The in vitro cytotoxicity of freeze-dried CRM-NLCs' suspension was examined and compared with the standard (adrenomycin) by the cell viability test. Figure 7 shows a graph of % inhibition of astrocytoma-glioblastoma cell line (U373MG) incubated with the CRM-NLCs and adrenomycin versus different drug concentrations. From the results, we can see that at the same concentration, CRM-NLCs produced higher inhibition on the cells. The IC₅₀ values were found to be 9.8 ng/ml for CRM-NLCs and 13.6 ng/ml for adrenomycin, demonstrating effectiveness of CRM-NLCs against the gliblastoma cell line. Thus, CRM-NLCs show lower cellular viability which means that it increased the cytotoxicity of formulation towards cells. To explain the cytotoxic effect of NLCs, it was hypothesized that NLCs absorbed to cell surface and released CRM close to the membrane, leading to a high local drug concentration gradient or was brought in the cells and then released from the NLCs (Zhao & Feng, 2010).

Figure 7. In vitro cytotoxicity assay.

Biodistribution study in rats

The profiles of the CRM level in brain displayed an initial absorption phase and maximum concentration achieved after about 180 min in brain after IN administration of CRM-NLC. These findings are in good agreement with that previously reported by Chow et al. (1999) for the intranasal administration of cocaine and support the existence of a nose–brain direct pathway. After the initial 30 min, the drug concentration in the brain was found to be higher for IN-delivered CRM-NLC (20 183 ± 298.1 ng/g) than PDS (10 920 ± 283.1 ng/g). As time progressed, the concentration increased and thus, after 90 min, IN-delivered CRM-NLC showed higher accumulation (39 451 ± 8901.1 ng/g) of drug in the brain compared with PDS (20 986 ± 632.10 ng/g; Table 1).
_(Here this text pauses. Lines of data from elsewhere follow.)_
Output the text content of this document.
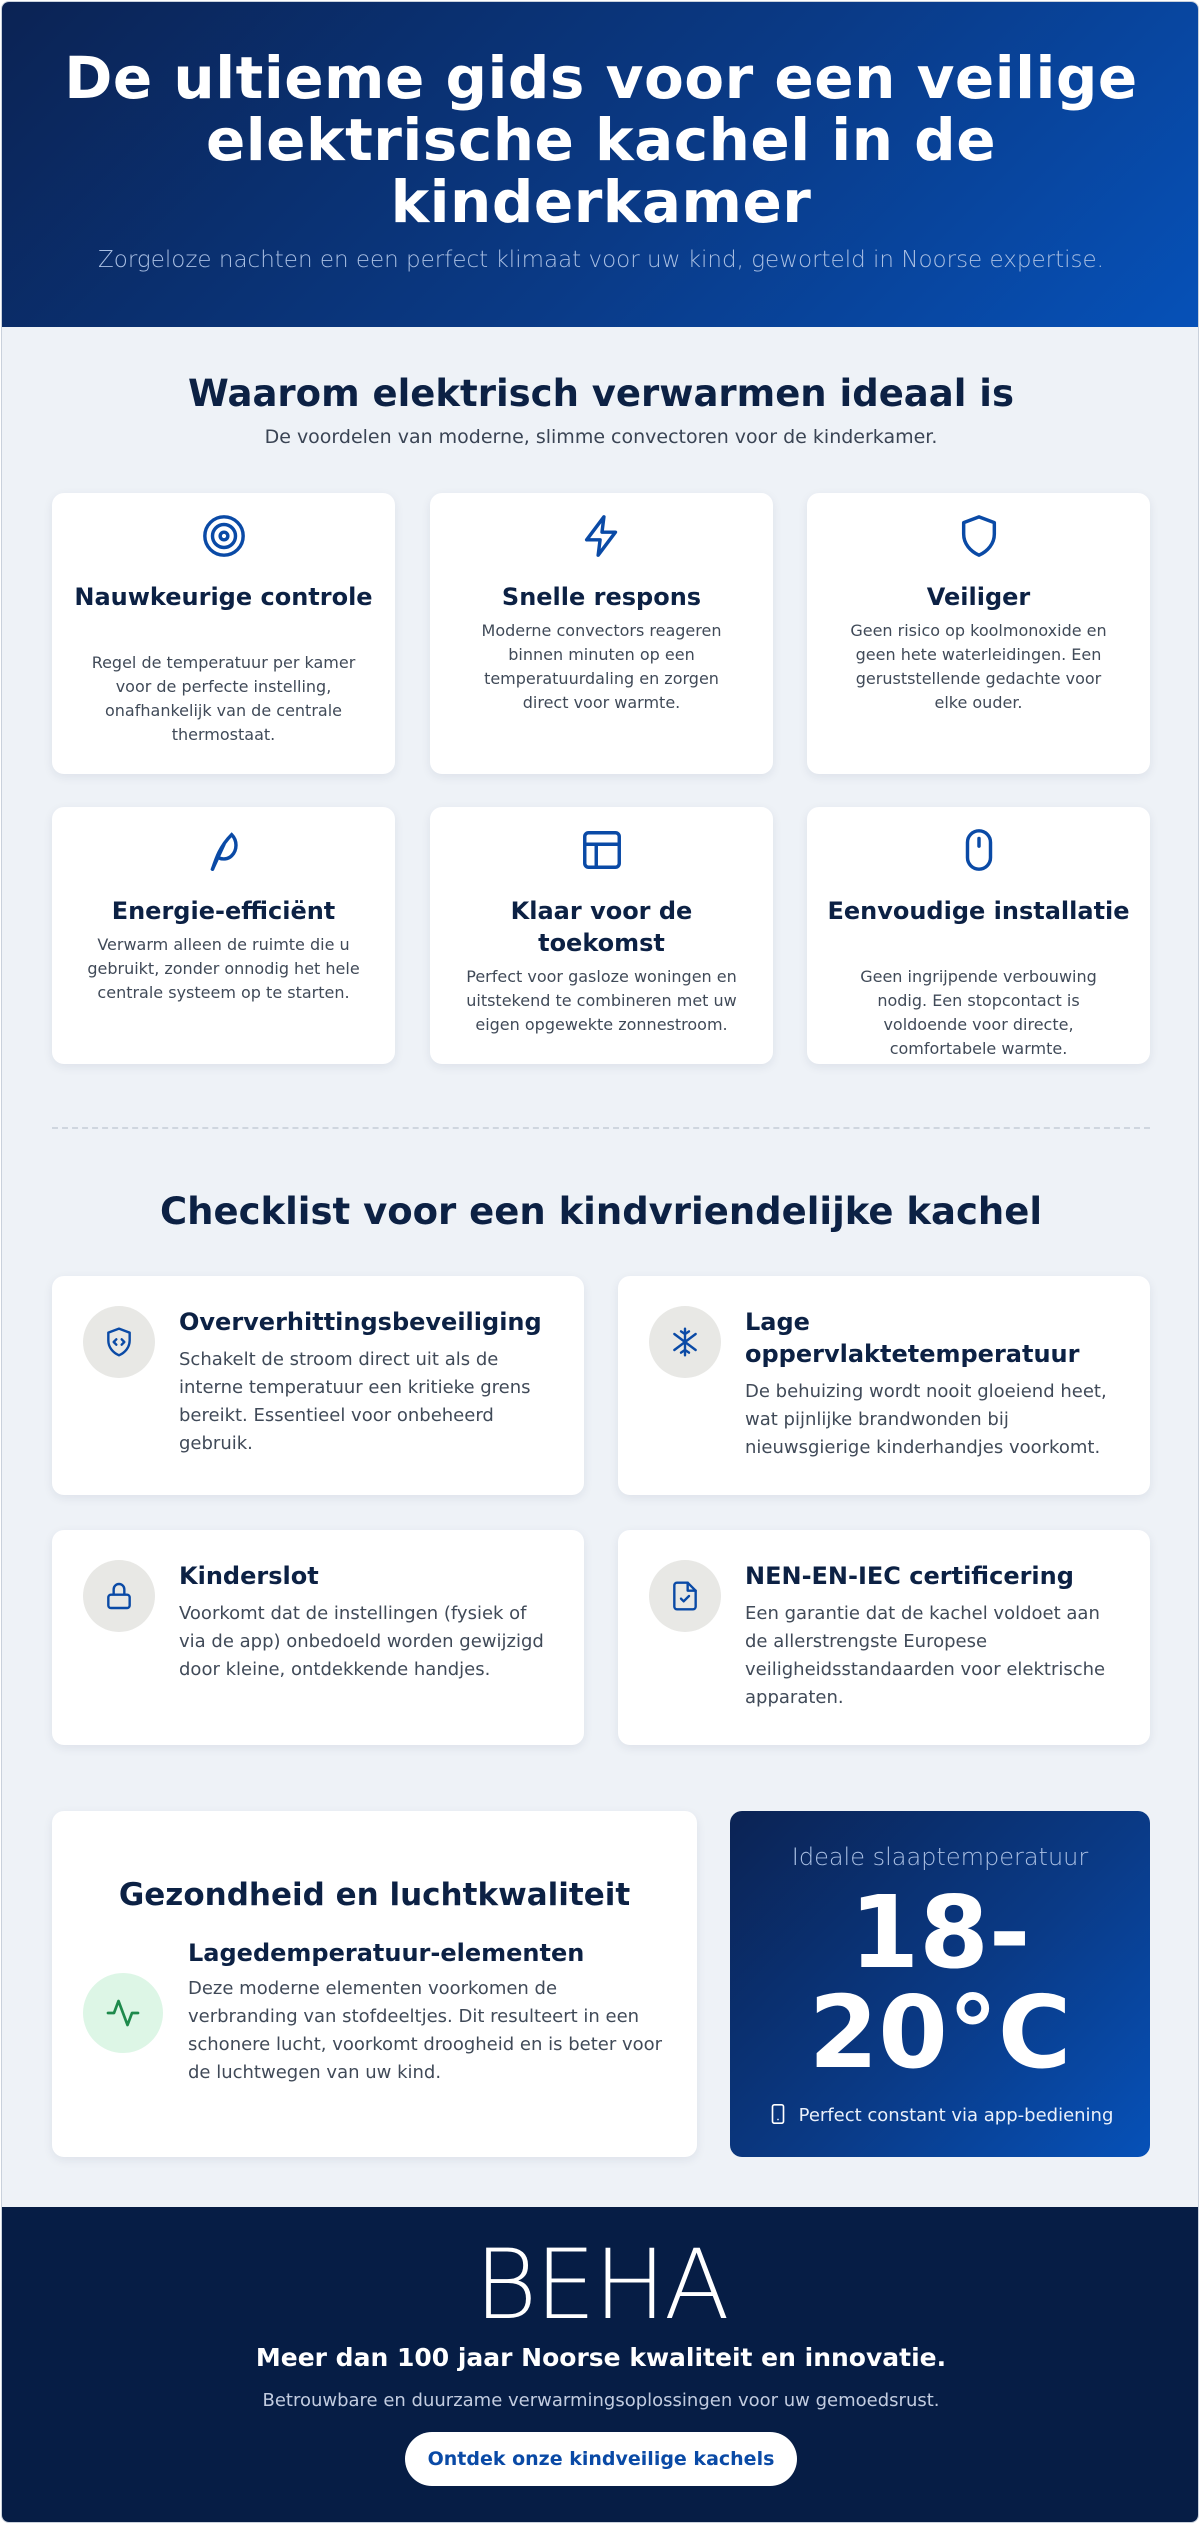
De ultieme gids voor een veilige elektrische kachel in de kinderkamer

Zorgeloze nachten en een perfect klimaat voor uw kind, geworteld in Noorse expertise.

Waarom elektrisch verwarmen ideaal is
De voordelen van moderne, slimme convectoren voor de kinderkamer.
Nauwkeurige controle

Regel de temperatuur per kamer voor de perfecte instelling, onafhankelijk van de centrale thermostaat.

Snelle respons

Moderne convectors reageren binnen minuten op een temperatuurdaling en zorgen direct voor warmte.

Veiliger

Geen risico op koolmonoxide en geen hete waterleidingen. Een geruststellende gedachte voor elke ouder.

Energie-efficiënt

Verwarm alleen de ruimte die u gebruikt, zonder onnodig het hele centrale systeem op te starten.

Klaar voor de toekomst

Perfect voor gasloze woningen en uitstekend te combineren met uw eigen opgewekte zonnestroom.

Eenvoudige installatie

Geen ingrijpende verbouwing nodig. Een stopcontact is voldoende voor directe, comfortabele warmte.

Checklist voor een kindvriendelijke kachel
Oververhittingsbeveiliging

Schakelt de stroom direct uit als de interne temperatuur een kritieke grens bereikt. Essentieel voor onbeheerd gebruik.

Lage oppervlaktetemperatuur

De behuizing wordt nooit gloeiend heet, wat pijnlijke brandwonden bij nieuwsgierige kinderhandjes voorkomt.

Kinderslot

Voorkomt dat de instellingen (fysiek of via de app) onbedoeld worden gewijzigd door kleine, ontdekkende handjes.

NEN-EN-IEC certificering

Een garantie dat de kachel voldoet aan de allerstrengste Europese veiligheidsstandaarden voor elektrische apparaten.

Gezondheid en luchtkwaliteit
Lagedemperatuur-elementen

Deze moderne elementen voorkomen de verbranding van stofdeeltjes. Dit resulteert in een schonere lucht, voorkomt droogheid en is beter voor de luchtwegen van uw kind.

Ideale slaaptemperatuur
18-
20°C
Perfect constant via app-bediening
BEHA
Meer dan 100 jaar Noorse kwaliteit en innovatie.
Betrouwbare en duurzame verwarmingsoplossingen voor uw gemoedsrust.
Ontdek onze kindveilige kachels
The highest concentration was observed in the brain after IN administration of CRM-NLC, the C_max was 86 201 ± 8182.1 ng/g at t_max of 120 min; whereas for PDS, the C_max was 54 321 ±  2098.8 ng/g at t_max of 180 min, after IN administration. A statistically significant difference (p < 0.05) between the two formulations was found from the Student t-test analysis. Significant enhancement of curcumin delivery from CRM-NLC (146.8 nm diameter) to the CNS was observed on nasal administration as compared with the PDS. This could relate to the rapid absorption and longer residence time of the CRM-NLC in rat nasal cavity, which provides the opportunity for intranasal delivery to the brain. Also, their small diameter potentially allows CRM-NLC to be transported transcellularly through olfactory neurones to the brain via the various endocytic pathways of neuronal cells in the olfactory membrane (Mistry et al., 2009). Thus, the results of the present investigation prove that drug could be transported directly to the CNS after intranasal delivery of CRM-NLC, thereby enhancing drug concentration in the brain and also enhancing the nasal bioavailability of curcumin.

Table 1. Pharmacokinetic parameters following intranasal administration of CRM-loaded NLC and plain drug suspension.

Pharmacokinetic parameters	CRM-NLCs	CRM suspension
Cmax ± SD (ng/ml)	86 201 ± 8182.1	54 321 ± 2098.8
Tmax ± SD (min)	120 ± 2.801	180 ± 5.029
AUC0–48 ± SD  (ng min/ml)	53 241 082 ± 403 215.0	24 132 010 ± 90 183.4
Relative bioavailability  (%)	439 ± 9.86	–

Conclusion

This study clearly describes a new formulation of CRM-NLCs with antitumor properties. A hot high pressure homogenization method was employed to prepare the CRM-NLC with improved drug incorporation and release properties. Using DSC analysis and XRD, the drug was found to be in its amorphous state in the NLC particles. These results show that the NLC prepared in this study could be developed as a carrier. NLC was found to have an extremely low level of toxicity to that astrocytoma-glioblastoma cells. Significant increase of curcumin in CNS following CRM-NLC after nasal administration highlights an alternative strategy for therapy of CNS diseases. This study portends a potential breakthrough in the treatment of brain cancer by using novel, biodegradable and biocompatible CRM-NLC with enhanced anti-cancer activities through nasal administration.

Declaration of interest

The authors report no conflicts of interest. The authors alone are responsible for the content and writing of this paper.